In the backstreets of Mitcham, two piles of stacked bluestone rocks sit amid the real estate oasis of one of Adelaide’s most leafy-green suburbs, reports The Southern Cross.
Some of the stone making up the triangular-stacked cairns comes from the very convent Mary MacKillop built for her nuns in Mitcham. The four-year-long process to build the cairns has revealed a deep connection between Australia’s first saint and the Presbyterian matriarch of one of Adelaide’s wealthiest pioneering families.
“Mary’s relationship with Joanna Barr Smith and the Barr Smith family was a significant and treasured one for both Mary and Joanna,” said State Provincial Leader of the Sisters of Saint Joseph Sister Marion Gambin. “It was a friendship that lasted a life time,” she said.
Joanna and Robert Barr Smith were well known for their generous donations to the University of Adelaide, the art gallery and many more Adelaide charities and institutions.
St Mary of the Cross MacKillop and Joanna met some time after Mary arrived in Adelaide from Penola in 1867 and before she established a women’s refuge in Mitcham in 1870. Robert and Joanna, who lived a short distance away at Torrens Park, assisted Mary in running the Mitcham Refuge to help rehabilitate and provide life skills to outcast women – unmarried mothers, prostitutes and former prisoners.
Mary was in her late 20s, as was Joanna. Joanna was born in Scotland and Mary’s ancestry too is Scottish.

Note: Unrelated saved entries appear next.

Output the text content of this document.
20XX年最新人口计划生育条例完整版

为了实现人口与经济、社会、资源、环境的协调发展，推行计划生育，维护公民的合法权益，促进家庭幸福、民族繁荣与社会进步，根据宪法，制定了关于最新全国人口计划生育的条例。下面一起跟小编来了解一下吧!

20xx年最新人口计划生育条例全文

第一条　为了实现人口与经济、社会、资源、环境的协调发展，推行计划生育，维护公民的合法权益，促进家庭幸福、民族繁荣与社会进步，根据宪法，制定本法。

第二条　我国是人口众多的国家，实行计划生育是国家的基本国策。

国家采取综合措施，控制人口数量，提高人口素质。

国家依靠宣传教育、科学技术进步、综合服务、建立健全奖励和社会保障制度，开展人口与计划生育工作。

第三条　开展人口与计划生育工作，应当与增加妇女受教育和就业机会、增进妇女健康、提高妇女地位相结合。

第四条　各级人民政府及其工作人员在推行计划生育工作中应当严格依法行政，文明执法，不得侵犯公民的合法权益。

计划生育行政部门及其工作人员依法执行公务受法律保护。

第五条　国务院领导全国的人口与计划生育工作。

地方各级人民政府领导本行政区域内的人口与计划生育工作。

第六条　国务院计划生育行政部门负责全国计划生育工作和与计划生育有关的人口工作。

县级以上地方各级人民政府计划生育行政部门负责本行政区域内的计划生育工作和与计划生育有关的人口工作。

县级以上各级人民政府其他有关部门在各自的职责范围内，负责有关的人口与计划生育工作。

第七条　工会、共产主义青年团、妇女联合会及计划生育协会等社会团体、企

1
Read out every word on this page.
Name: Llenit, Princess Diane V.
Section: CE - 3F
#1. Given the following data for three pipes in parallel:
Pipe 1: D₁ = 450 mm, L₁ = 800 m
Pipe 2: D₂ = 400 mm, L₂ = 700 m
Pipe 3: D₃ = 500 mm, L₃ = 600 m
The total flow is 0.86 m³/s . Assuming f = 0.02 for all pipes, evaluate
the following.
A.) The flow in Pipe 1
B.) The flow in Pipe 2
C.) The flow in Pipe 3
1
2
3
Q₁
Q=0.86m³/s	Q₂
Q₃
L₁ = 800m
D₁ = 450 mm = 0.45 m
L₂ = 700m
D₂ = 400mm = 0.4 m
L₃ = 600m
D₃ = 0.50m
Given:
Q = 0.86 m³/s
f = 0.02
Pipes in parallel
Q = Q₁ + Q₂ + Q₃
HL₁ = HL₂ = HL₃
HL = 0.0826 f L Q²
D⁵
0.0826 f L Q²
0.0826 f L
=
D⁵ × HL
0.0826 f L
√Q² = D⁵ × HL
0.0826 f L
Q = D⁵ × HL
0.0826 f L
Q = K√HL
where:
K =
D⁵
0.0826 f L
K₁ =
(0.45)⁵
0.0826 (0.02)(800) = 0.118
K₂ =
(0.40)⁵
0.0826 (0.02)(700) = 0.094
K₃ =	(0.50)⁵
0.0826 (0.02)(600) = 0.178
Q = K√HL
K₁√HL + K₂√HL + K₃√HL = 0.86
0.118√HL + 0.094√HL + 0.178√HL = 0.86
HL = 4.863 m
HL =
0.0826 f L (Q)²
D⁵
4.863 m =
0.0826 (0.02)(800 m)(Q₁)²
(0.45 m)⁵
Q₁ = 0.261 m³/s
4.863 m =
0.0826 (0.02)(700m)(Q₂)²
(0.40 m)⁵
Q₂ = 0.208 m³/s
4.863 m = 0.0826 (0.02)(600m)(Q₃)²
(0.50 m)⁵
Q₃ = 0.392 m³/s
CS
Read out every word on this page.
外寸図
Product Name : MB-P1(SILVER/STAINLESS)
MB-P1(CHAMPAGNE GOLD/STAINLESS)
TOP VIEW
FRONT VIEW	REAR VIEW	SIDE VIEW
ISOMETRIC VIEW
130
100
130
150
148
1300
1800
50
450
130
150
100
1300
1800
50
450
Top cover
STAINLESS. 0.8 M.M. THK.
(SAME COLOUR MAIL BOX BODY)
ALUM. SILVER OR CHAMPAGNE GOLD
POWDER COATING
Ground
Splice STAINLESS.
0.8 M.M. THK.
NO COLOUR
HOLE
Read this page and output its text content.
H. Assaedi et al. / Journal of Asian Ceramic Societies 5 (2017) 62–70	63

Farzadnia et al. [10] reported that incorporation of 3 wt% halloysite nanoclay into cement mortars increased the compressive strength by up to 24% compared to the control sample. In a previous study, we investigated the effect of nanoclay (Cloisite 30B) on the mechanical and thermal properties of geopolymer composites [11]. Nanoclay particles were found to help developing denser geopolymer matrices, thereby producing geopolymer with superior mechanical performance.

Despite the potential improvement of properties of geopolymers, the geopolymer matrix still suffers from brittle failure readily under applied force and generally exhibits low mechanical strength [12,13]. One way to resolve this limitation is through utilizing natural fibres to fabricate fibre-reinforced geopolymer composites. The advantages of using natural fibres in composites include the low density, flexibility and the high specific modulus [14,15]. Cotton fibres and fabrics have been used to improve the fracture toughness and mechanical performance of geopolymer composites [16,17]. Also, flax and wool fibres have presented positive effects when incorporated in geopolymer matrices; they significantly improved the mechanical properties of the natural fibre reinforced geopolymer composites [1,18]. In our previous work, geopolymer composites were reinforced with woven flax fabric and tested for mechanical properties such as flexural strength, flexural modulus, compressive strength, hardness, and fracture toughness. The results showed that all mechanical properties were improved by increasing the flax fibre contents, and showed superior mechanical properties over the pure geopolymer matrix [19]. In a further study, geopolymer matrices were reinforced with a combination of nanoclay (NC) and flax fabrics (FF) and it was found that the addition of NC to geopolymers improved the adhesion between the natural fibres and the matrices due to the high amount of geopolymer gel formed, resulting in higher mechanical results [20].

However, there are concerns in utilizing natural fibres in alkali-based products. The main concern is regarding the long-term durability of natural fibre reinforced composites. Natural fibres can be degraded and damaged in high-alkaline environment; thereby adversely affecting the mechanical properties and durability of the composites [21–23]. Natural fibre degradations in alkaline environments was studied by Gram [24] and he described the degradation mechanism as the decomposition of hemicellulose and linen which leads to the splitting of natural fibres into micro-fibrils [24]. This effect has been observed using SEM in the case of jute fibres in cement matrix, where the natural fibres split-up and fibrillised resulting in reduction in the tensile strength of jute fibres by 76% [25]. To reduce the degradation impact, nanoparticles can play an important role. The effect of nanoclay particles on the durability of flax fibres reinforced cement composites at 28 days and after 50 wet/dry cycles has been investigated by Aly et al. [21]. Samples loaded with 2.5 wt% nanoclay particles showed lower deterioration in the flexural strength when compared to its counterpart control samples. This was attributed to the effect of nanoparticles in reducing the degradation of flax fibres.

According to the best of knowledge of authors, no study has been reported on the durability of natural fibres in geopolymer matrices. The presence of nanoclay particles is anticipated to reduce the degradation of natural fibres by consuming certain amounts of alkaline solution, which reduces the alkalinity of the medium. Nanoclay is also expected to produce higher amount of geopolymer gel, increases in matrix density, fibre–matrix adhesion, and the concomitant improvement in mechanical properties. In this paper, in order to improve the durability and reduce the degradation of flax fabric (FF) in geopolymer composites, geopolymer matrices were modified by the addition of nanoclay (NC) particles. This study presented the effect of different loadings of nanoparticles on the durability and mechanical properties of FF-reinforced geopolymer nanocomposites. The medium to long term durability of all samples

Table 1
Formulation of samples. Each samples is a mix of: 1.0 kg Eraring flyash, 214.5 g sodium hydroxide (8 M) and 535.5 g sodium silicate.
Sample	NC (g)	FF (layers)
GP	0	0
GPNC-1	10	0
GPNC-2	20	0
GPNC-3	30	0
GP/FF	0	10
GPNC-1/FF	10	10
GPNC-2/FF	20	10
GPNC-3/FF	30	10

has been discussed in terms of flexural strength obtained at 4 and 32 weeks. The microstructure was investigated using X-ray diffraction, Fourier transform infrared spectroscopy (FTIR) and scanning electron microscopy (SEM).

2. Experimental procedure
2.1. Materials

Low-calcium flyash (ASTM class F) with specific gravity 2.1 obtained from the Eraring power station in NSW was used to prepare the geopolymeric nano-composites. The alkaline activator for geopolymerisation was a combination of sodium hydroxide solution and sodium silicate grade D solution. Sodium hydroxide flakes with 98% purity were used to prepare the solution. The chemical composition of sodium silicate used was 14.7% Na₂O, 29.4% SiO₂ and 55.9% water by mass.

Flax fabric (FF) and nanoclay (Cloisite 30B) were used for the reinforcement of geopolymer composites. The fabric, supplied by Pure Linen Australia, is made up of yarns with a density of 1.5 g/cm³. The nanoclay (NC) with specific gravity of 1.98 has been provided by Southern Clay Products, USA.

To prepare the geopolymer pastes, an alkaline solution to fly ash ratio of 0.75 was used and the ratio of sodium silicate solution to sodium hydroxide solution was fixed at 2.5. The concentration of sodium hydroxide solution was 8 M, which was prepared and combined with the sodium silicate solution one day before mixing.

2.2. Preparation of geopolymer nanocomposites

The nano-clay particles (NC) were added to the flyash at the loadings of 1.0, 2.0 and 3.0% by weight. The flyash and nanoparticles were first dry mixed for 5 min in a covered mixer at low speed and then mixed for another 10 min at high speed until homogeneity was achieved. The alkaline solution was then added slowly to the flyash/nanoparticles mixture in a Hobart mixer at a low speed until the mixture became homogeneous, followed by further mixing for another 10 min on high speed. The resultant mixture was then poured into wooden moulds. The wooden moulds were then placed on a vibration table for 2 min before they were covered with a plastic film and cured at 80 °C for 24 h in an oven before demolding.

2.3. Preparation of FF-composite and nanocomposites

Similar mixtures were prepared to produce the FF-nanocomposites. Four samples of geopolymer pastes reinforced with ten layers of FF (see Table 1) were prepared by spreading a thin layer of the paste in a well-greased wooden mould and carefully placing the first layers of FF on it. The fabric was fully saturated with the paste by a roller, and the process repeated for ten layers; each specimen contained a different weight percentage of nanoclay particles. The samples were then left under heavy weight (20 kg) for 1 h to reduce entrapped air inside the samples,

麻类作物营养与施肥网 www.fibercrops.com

Their friendship lasted almost four decades and ended only with the death of Mary in Sydney in 1909. In that time, the friends wrote many letters to one another.
“It is clearly evident by the letters written between these two women that theirs was a strong and close relationship,” said Mitcham Mayor Michael Picton.
"In a letter written by Joanna in 1873, she closes: ‘I can only send you these brief lines dear Sister Mary and explain my sad position. I wish you a very happy New Year and a speedy reunion with your beloved helpmeets in the South. Ever your attached friend Joanna Barr Smith’,” he said.
“And in return Mary closes: ‘But I must stop. Forgive me if I have said too much, you know I love your soul, and that I cannot be false to it. Believe me dearest Mrs Smith, affectionately yours in JMJ Mary of the Cross’.”